The United States District Court for the Northern District of Ohio recently ordered a False Claims Act (FCA) retaliation claim to arbitration pursuant to a pre-dispute arbitration agreement, rejecting the former employee’s argument that the arbitration agreement unfairly limited the remedies available for such statutory claims. Gilchrist v. Inpatient Medical Services, Inc., No. 5:09CV02345 (N.D. Ohio Aug. 23, 2010).
The plaintiff, a former chief operating officer of a provider of specialty physician staffing services for hospital and in-patient medical facilities, had entered into an employment agreement containing an arbitration clause requiring disputes arising out of or relating to his employment to be resolved exclusively by arbitration. Following his termination, the plaintiff asserted a claim under the whistleblower provisions of the FCA (31 U.S.C. § 3730(h)). The defendant moved to compel arbitration, and the plaintiff asserted that his retaliation claim was not subject to arbitration because the arbitration agreement did not specifically empower the arbitrator to award the full range of statutory remedies.
The court noted that “[f]ederal statutory causes of action like [an] FCA retaliation claim ‘may be the subject of an arbitration agreement enforceable pursuant to the FAA’” (Gilchrist, at 4 (quoting Gilmer v. Interstate/Johnson Lane Corp., 500 U.S. 20, 26 (1991))). However, “by agreeing to arbitrate a statutory claim, a party does not forgo the substantive rights afforded by the statute; it only submits to their resolution in an arbitral, rather than a judicial, forum” (Mistubishi Motors Corp. v. Soler Chrysler-Plymouth, Inc., 473 U.S. 614, 628 (1985)).
The FCA retaliation statute “permits courts to award successful plaintiffs ‘reinstatement with the same seniority status that employee, contractor, or agent would have had but for the discrimination, two times the amount of back pay, and compensation for any special damages sustained as a result of the discrimination, including litigation costs and reasonable attorneys’ fees’” (Gilchrist, at 8 (quoting 31 U.S.C. § 3730(h)(2))). The arbitration clause empowered the arbitrator “to order backpay, severance compensation, reimbursement of costs, including those incurred to enforce this Agreement, and interest thereon,” but precluded the arbitrator from awarding punitive damages (Id. at 7-8).
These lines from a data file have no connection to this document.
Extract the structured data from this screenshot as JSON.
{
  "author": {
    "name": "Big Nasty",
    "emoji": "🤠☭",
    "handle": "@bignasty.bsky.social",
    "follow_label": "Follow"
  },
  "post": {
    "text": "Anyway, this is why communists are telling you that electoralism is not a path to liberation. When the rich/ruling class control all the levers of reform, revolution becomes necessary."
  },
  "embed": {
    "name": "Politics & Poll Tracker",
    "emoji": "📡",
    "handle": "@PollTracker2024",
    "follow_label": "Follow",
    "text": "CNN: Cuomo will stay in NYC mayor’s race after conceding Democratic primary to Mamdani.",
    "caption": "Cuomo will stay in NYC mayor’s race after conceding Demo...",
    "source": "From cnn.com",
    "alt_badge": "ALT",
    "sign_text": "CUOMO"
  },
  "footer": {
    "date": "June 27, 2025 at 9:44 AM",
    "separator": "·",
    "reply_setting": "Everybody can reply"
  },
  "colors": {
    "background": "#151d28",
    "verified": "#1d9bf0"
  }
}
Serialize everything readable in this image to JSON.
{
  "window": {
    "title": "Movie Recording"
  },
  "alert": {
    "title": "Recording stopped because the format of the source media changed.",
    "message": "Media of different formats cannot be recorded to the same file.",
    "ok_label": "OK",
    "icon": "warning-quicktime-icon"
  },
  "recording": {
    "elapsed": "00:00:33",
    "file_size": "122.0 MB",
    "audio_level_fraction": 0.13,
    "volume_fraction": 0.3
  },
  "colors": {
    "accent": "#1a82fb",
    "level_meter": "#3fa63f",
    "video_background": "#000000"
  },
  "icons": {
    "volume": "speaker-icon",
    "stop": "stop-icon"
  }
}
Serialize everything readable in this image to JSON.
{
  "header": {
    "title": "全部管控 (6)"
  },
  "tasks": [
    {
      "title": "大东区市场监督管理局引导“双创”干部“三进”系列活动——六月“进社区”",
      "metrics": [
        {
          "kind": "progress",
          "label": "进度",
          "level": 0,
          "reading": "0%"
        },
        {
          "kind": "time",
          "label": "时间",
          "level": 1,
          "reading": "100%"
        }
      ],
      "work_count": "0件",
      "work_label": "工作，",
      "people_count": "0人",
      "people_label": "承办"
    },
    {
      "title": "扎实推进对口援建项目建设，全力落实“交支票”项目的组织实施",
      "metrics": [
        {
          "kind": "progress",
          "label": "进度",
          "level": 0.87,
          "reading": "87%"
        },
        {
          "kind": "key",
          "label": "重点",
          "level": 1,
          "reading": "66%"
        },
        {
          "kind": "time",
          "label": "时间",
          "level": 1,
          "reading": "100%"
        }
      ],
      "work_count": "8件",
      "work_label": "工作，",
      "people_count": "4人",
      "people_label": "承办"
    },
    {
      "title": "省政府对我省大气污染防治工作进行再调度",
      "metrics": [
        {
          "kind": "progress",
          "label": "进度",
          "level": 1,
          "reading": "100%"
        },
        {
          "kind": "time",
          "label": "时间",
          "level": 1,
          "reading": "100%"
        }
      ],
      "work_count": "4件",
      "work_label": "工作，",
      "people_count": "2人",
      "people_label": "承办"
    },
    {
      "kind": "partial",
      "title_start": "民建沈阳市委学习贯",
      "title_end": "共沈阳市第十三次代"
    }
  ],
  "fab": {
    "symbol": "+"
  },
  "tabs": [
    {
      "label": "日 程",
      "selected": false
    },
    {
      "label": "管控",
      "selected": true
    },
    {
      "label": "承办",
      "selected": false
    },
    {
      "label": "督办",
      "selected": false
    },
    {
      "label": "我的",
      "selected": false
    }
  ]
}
The plaintiff argued that the arbitration agreement “preclude[d] the arbitrator from awarding him double backpay; reinstatement; or compensation for ‘special damages’” (Id. at 8).
The court noted that punitive damages are not available in FCA retaliation cases. Therefore, the prohibition against punitive damages in the arbitration clause did not inhibit the plaintiff’s ability to obtain relief provided by the statute. The arbitration agreement did “not affirmatively restrict [the plaintiff’s] access to any relief other than punitive damages; regarding the availability of double backpay, reinstatement, and special damages, the Arbitration Provision is silent” (Gilchrist, at 10). “[T]he Arbitration Provision does not expressly bar the arbitrator from awarding any of the relief set forth in 31 U.S.C. § 3730(h)(2), and thus [the plaintiff’s] contention that the arbitrator will construe the agreement in the restrictive manner he suggests amounts to sheer speculation” (Id.).
Arbitration has long been recognized as a fair and cost-effective method of resolving disputes, including those arising under federal statute. Where, as in this case, the arbitration agreement merely requires resolution in an arbitral, rather than judicial forum, and does not preclude or limit the arbitrator’s powers to award statutorily-available remedies, the arbitration agreement generally will be enforced by courts.